Сливко схватился за живот и стал хохотать, а Семенихин покачал головой:
— Какой отважный!
Он стал звонить по телефону на соседний аэродром, где базировались реактивные истребители.
— Это хозяйство Дроздова? У вас все готово на случай, если придется встречать гостей? — спрашивал он в трубку. — А пеленгатор? Пожалуйста, прошу вас… Ну, и хорошо. Спасибо.
Меня не удивило, что Семенихин сам проверил взлетно-посадочную полосу, позвонил на соседний аэродром. Характер замполита был мне уже знаком. Как заместитель командира, партийный руководитель, он считал своим долгом вникать в каждое дело, быть в курсе всех полковых событий.
Сначала мне это не нравилось. «Ну чего он сует нос в каждую дырку?» Но уже вскоре я перестал так думать, потому что убедился: Семенихин опытный командир, и его советы всегда разумны.
Когда командиры звеньев и их воздушные стрелки, а также молодые летчики выстроились перед самолетами на красной линии, командир полка проверил, как летчики знают маршрут и что должны делать экипажи на земле и в воздухе. Несведущему человеку это, наверно, показалось бы странным, потому что не далее как утром все летчики прошли предполетную подготовку. Но таков порядок в авиации. Каждый проверяется не один раз.
Кто-то не мог обстоятельно ответить, как пилотировать самолет в лучах прожекторов, и был отстранен от полетов.

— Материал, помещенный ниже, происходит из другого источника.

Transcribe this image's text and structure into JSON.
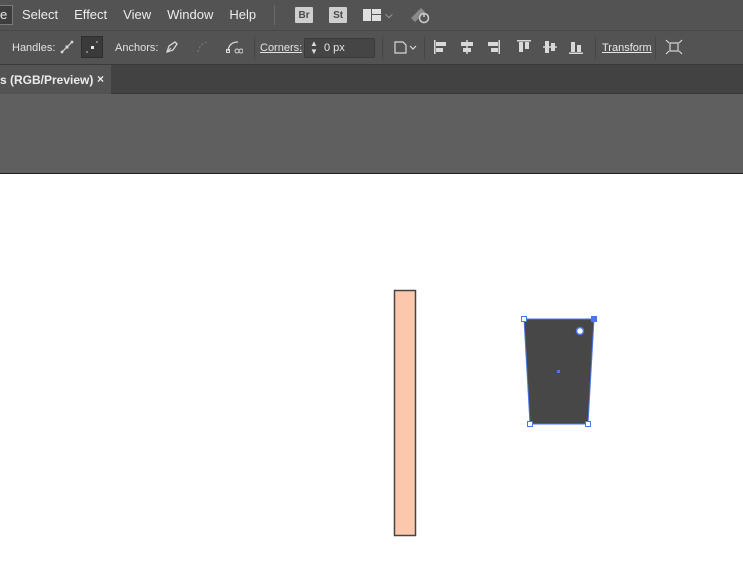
{
  "menubar": {
    "partial_item": "e",
    "items": [
      "Select",
      "Effect",
      "View",
      "Window",
      "Help"
    ],
    "bridge_badge": "Br",
    "stock_badge": "St",
    "workspace_icon": "workspace-layout-icon",
    "gpu_icon": "gpu-performance-icon"
  },
  "controlbar": {
    "handles_label": "Handles:",
    "anchors_label": "Anchors:",
    "corners_label": "Corners:",
    "corners_value": "0 px",
    "transform_label": "Transform"
  },
  "document": {
    "tab_title": "s (RGB/Preview)",
    "close_glyph": "×"
  },
  "colors": {
    "ui_dark": "#535353",
    "pasteboard": "#5f5f5f",
    "rect_fill": "#fcc8ad",
    "rect_stroke": "#444444",
    "shape_fill": "#474747",
    "selection": "#4a76e8"
  }
}
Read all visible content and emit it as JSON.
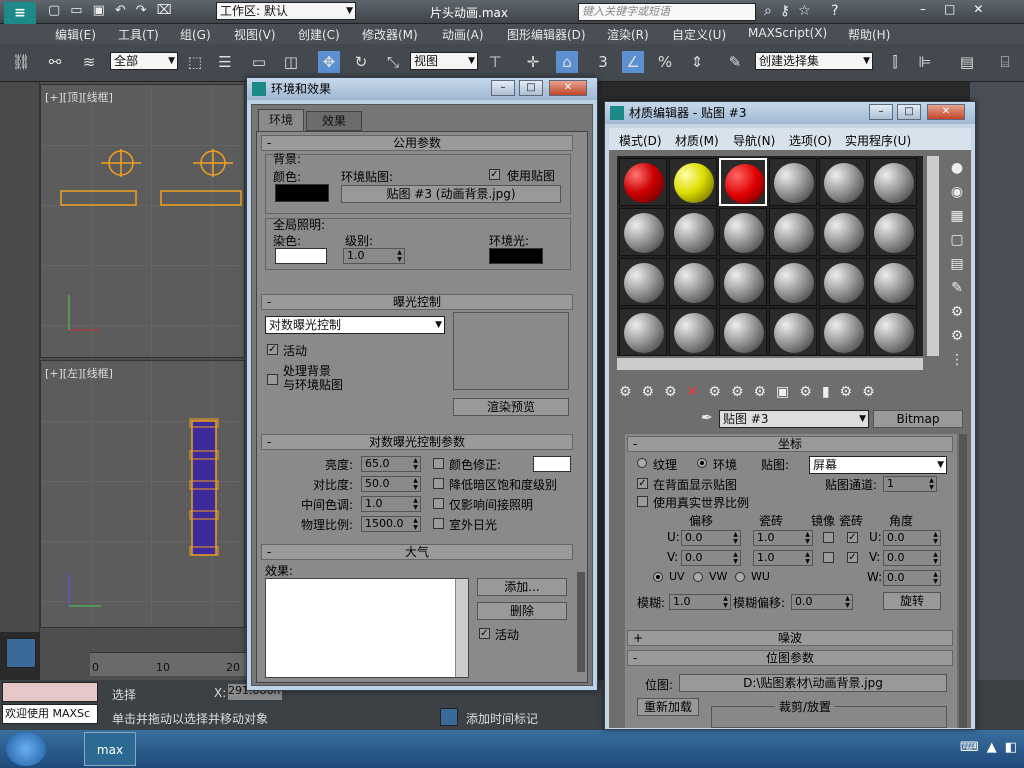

Майор Сливко толкнул меня в бок:
— Вот, старик, а ты говоришь «готов лететь».
Сам он ответил на вопрос без запиночки, чувствовалось, что полеты в «ночных условиях для него не в диковинку.
Появился, шурша кожаным регланом, инженер Одинцов.
— Разрешите доложить? Технический состав готов к обслуживанию полетов.
— Ну, а что скажут кудесники-синоптики? — командир полка повернулся к маленькому рыжеватому лейтенанту.
Лейтенант вытянулся в струнку и отрапортовал, что ожидается восьмибалльная облачность, к утру возможен снегопад.
— Либо дождик, либо снег, либо будет, либо нет, — усмехнулся командир и приказал сверить часы.
— Через десять минут начнем. Прошу разойтись по самолетам. Молодым летчикам остаться здесь. Поручаю вам вести наблюдения за разбегом и пробегом самолетов, за взлетом и посадкой.
Мы с благоговением смотрим на командира и думаем, как далеко еще нам до настоящих летчиков. Уж на что Николай Лобанов самоуверенный парень, а и тот притих, украдкой мнет в пальцах папиросу.
Молотков сделал несколько замечаний дежурному хронометражисту Лерману и поднялся по крутой лесенке на мостик к штурману полка Кобадзе.